If they are like other cories, the females are fatter when viewed from above. You put a bunch (like 10) in a planted tank, feed well (like bloodworms), and wait.


----------



## StripesAndFins (Dec 31, 2008)

I try to feed them bloodworms but my zebra danios eat them all first.And anyways they float at the top and my catfish never go up to the surface. any other suggestions?


----------



## doggydad38 (Jan 18, 2005)

I think what you are referring to as Emerald Catfish are Brochis splendens. If that is the case, this specie requires solf, slightly acidic water to spawn in.
Tony


----------



## StripesAndFins (Dec 31, 2008)

How many should i have in the tank if i want to breed them in a 5 gallon tank?
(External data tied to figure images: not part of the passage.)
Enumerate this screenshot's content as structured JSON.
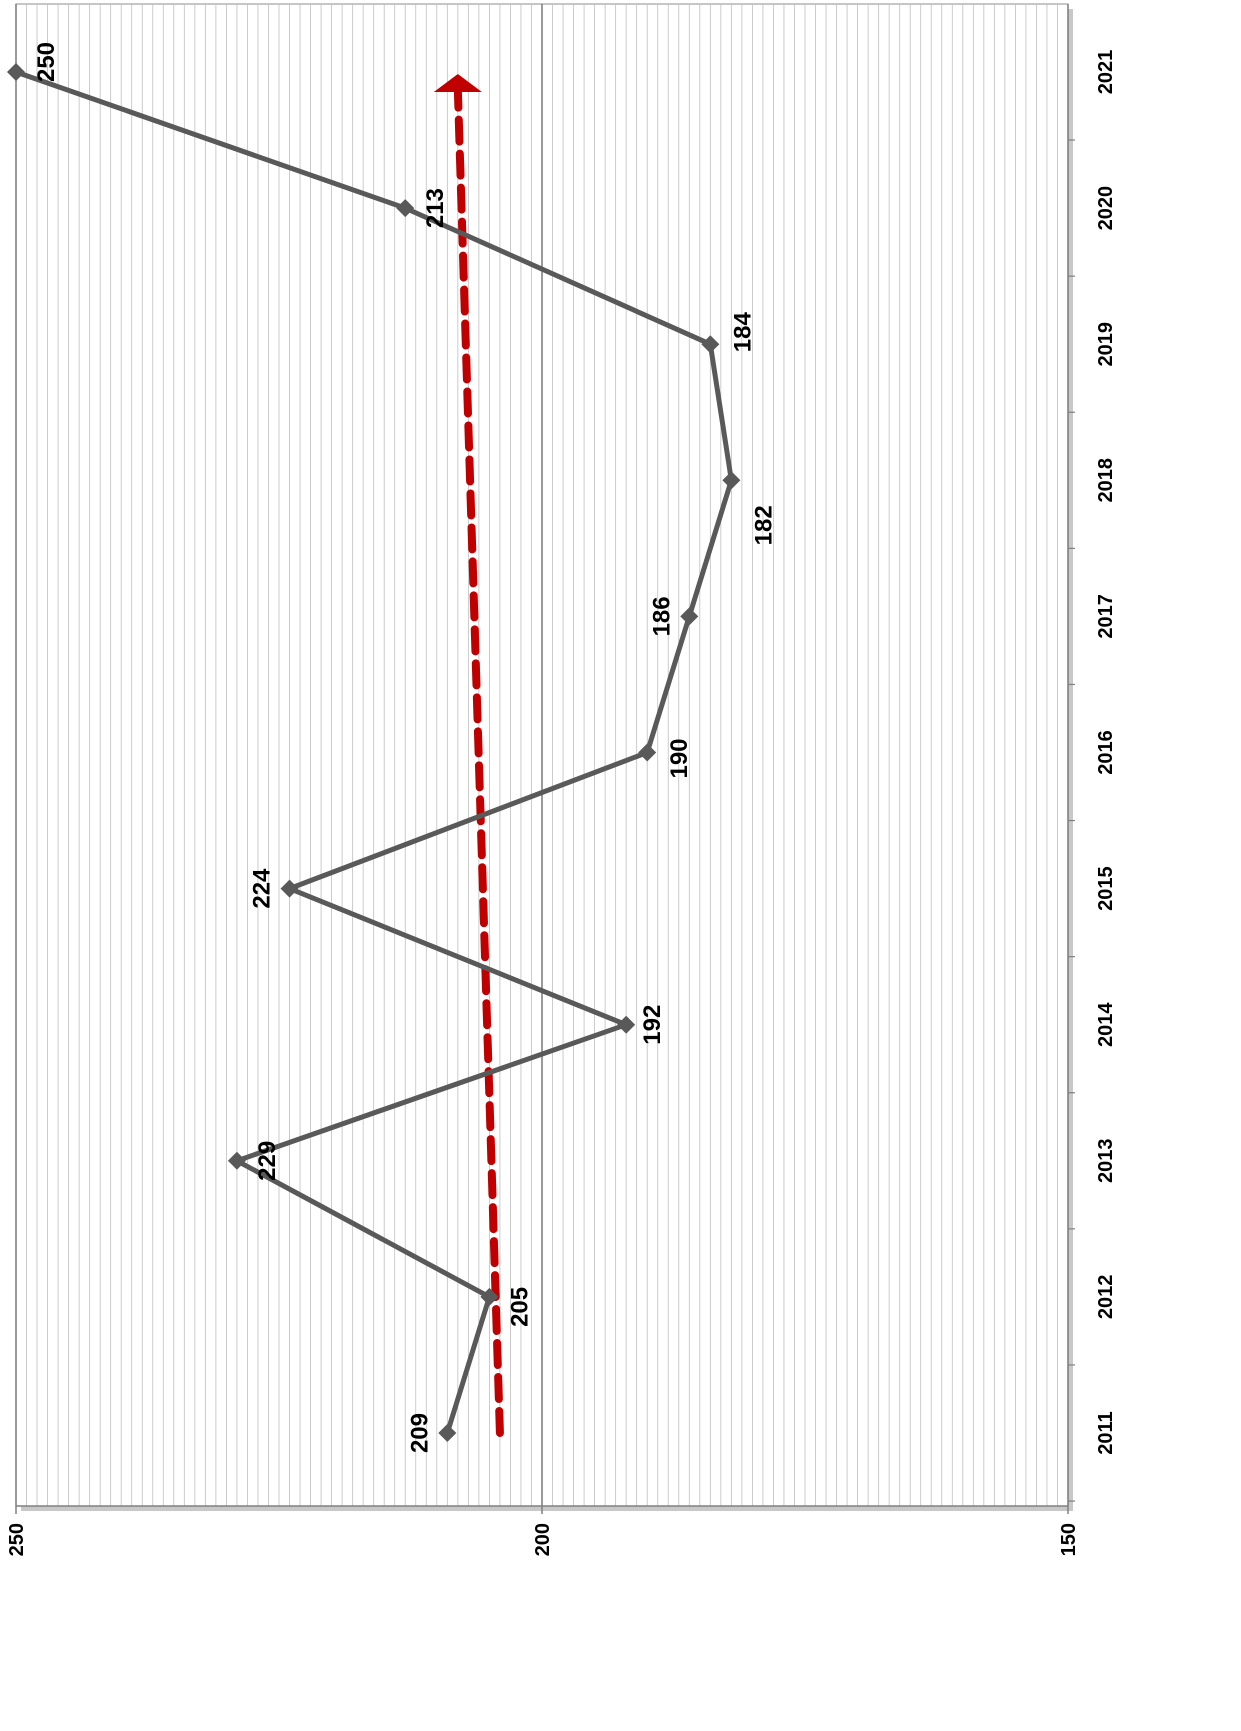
{
  "chart_data": {
    "type": "line",
    "title": "",
    "xlabel": "",
    "ylabel": "",
    "x": [
      "2011",
      "2012",
      "2013",
      "2014",
      "2015",
      "2016",
      "2017",
      "2018",
      "2019",
      "2020",
      "2021"
    ],
    "series": [
      {
        "values": [
          209,
          205,
          229,
          192,
          224,
          190,
          186,
          182,
          184,
          213,
          250
        ],
        "color": "#595959",
        "marker": "diamond"
      }
    ],
    "trendline": {
      "start": 204,
      "end": 208,
      "style": "dashed",
      "color": "#c00000",
      "arrow": "end"
    },
    "data_labels": [
      "209",
      "205",
      "229",
      "192",
      "224",
      "190",
      "186",
      "182",
      "184",
      "213",
      "250"
    ],
    "ylim": [
      150,
      250
    ],
    "y_ticks": [
      "150",
      "200",
      "250"
    ],
    "grid": "on",
    "orientation": "rotated 90 degrees clockwise",
    "plot_background": "#ffffff",
    "grid_color": "#bfbfbf"
  }
}
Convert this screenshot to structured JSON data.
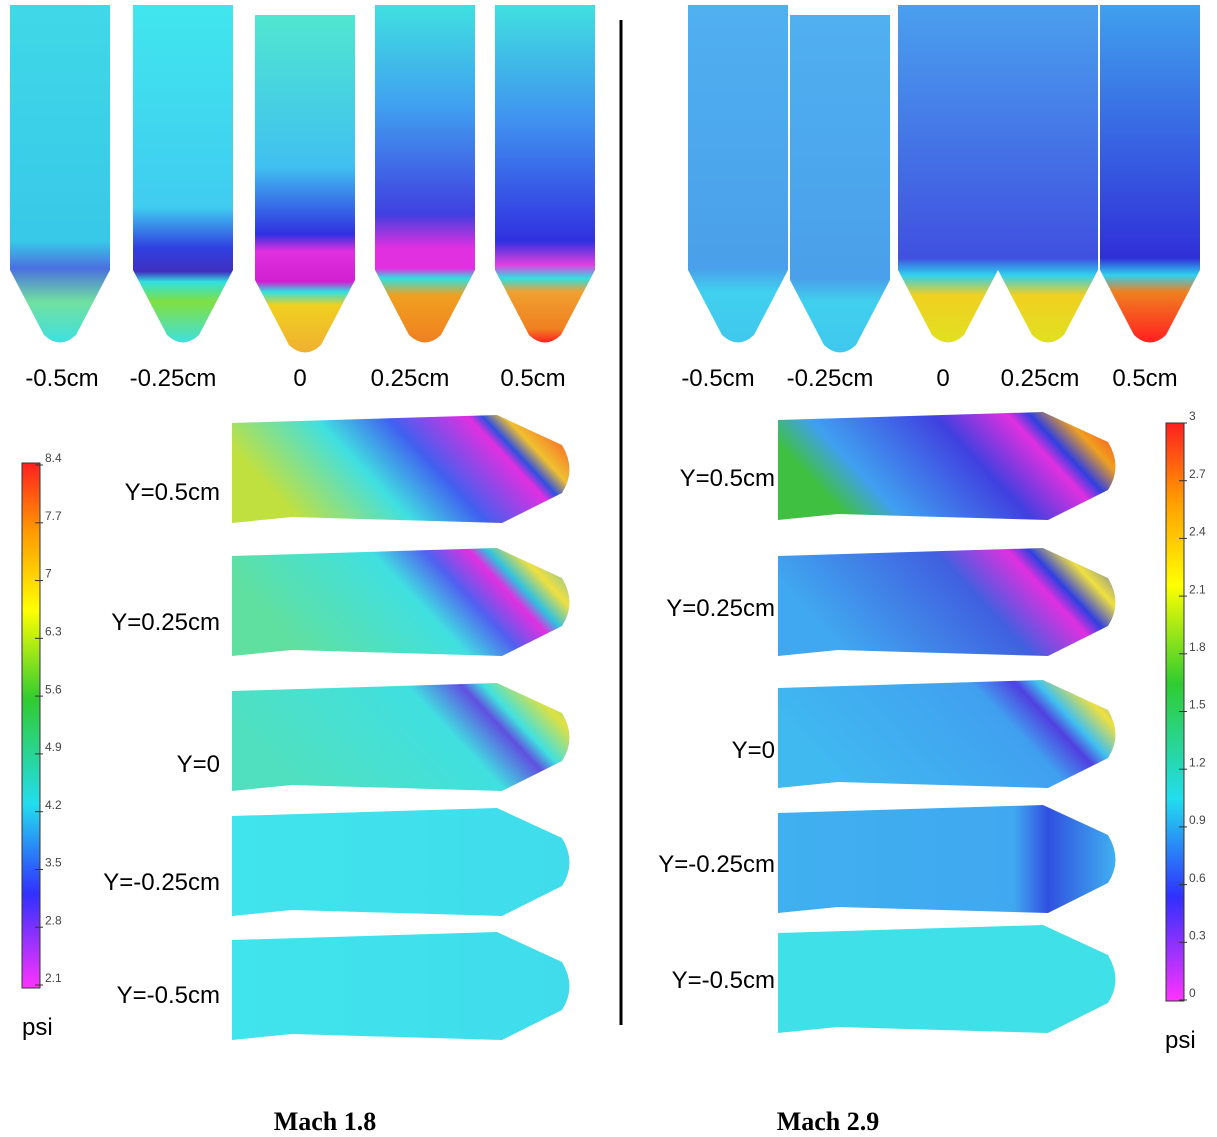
{
  "left_panel": {
    "spanwise_labels": [
      "-0.5cm",
      "-0.25cm",
      "0",
      "0.25cm",
      "0.5cm"
    ],
    "streamwise_labels": [
      "Y=0.5cm",
      "Y=0.25cm",
      "Y=0",
      "Y=-0.25cm",
      "Y=-0.5cm"
    ],
    "colorbar": {
      "ticks": [
        2.1,
        2.8,
        3.5,
        4.2,
        4.9,
        5.6,
        6.3,
        7,
        7.7,
        8.4
      ],
      "unit": "psi"
    },
    "caption": "Mach 1.8"
  },
  "right_panel": {
    "spanwise_labels": [
      "-0.5cm",
      "-0.25cm",
      "0",
      "0.25cm",
      "0.5cm"
    ],
    "streamwise_labels": [
      "Y=0.5cm",
      "Y=0.25cm",
      "Y=0",
      "Y=-0.25cm",
      "Y=-0.5cm"
    ],
    "colorbar": {
      "ticks": [
        0,
        0.3,
        0.6,
        0.9,
        1.2,
        1.5,
        1.8,
        2.1,
        2.4,
        2.7,
        3
      ],
      "unit": "psi"
    },
    "caption": "Mach 2.9"
  }
}
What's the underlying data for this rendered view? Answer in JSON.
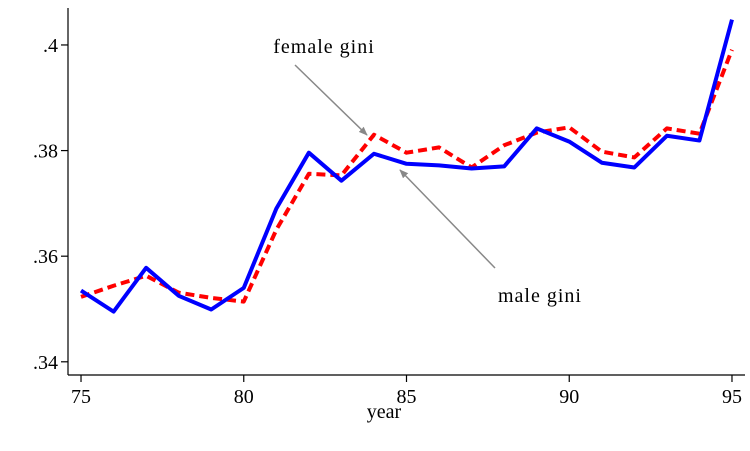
{
  "chart_data": {
    "type": "line",
    "xlabel": "year",
    "x": [
      75,
      76,
      77,
      78,
      79,
      80,
      81,
      82,
      83,
      84,
      85,
      86,
      87,
      88,
      89,
      90,
      91,
      92,
      93,
      94,
      95
    ],
    "series": [
      {
        "name": "male gini",
        "color": "#0000ff",
        "style": "solid",
        "values": [
          0.3535,
          0.3495,
          0.3578,
          0.3525,
          0.3499,
          0.354,
          0.369,
          0.3796,
          0.3743,
          0.3794,
          0.3775,
          0.3772,
          0.3766,
          0.377,
          0.3842,
          0.3817,
          0.3777,
          0.3768,
          0.3828,
          0.3819,
          0.4048
        ]
      },
      {
        "name": "female gini",
        "color": "#ff0000",
        "style": "dashed",
        "values": [
          0.3523,
          0.3544,
          0.3563,
          0.3531,
          0.3521,
          0.3514,
          0.365,
          0.3756,
          0.3753,
          0.383,
          0.3796,
          0.3806,
          0.3768,
          0.381,
          0.3834,
          0.3844,
          0.3798,
          0.3787,
          0.3842,
          0.3832,
          0.3991
        ]
      }
    ],
    "xlim": [
      74.6,
      95.4
    ],
    "ylim": [
      0.3375,
      0.407
    ],
    "xticks": [
      75,
      80,
      85,
      90,
      95
    ],
    "yticks": [
      {
        "value": 0.34,
        "label": ".34"
      },
      {
        "value": 0.36,
        "label": ".36"
      },
      {
        "value": 0.38,
        "label": ".38"
      },
      {
        "value": 0.4,
        "label": ".4"
      }
    ]
  }
}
I don't think it could hold ten emeralds with my zebra danios


----------



## doggydad38 (Jan 18, 2005)

You won't be able to breed them in a 5 gallon tank. Half a dozen in a 20 gal. would be the smallest tank size I would consider using. We have guys in the Aquarium society I belong to that have, literally, been trying for years to get these to go for them. Read as much about this specie as you can get you hands on before attempting to spawn them and good luck if you should try to attempt it.
Tony


----------



## StripesAndFins (Dec 31, 2008)

Is there anything i could breed in there besides livebearers?


----------



## StripesAndFins (Dec 31, 2008)

actually, it turns out they are Bronze cories. Woops, my bad.


----------



## StripesAndFins (Dec 31, 2008)

I think one of cories is gravid now. Is there any special way to tell? Right now she has a swollen belly and hiding in a cave.

And its not schooling with the other 4. Is this a sickness?

Thanks in advance  (I hope )


----------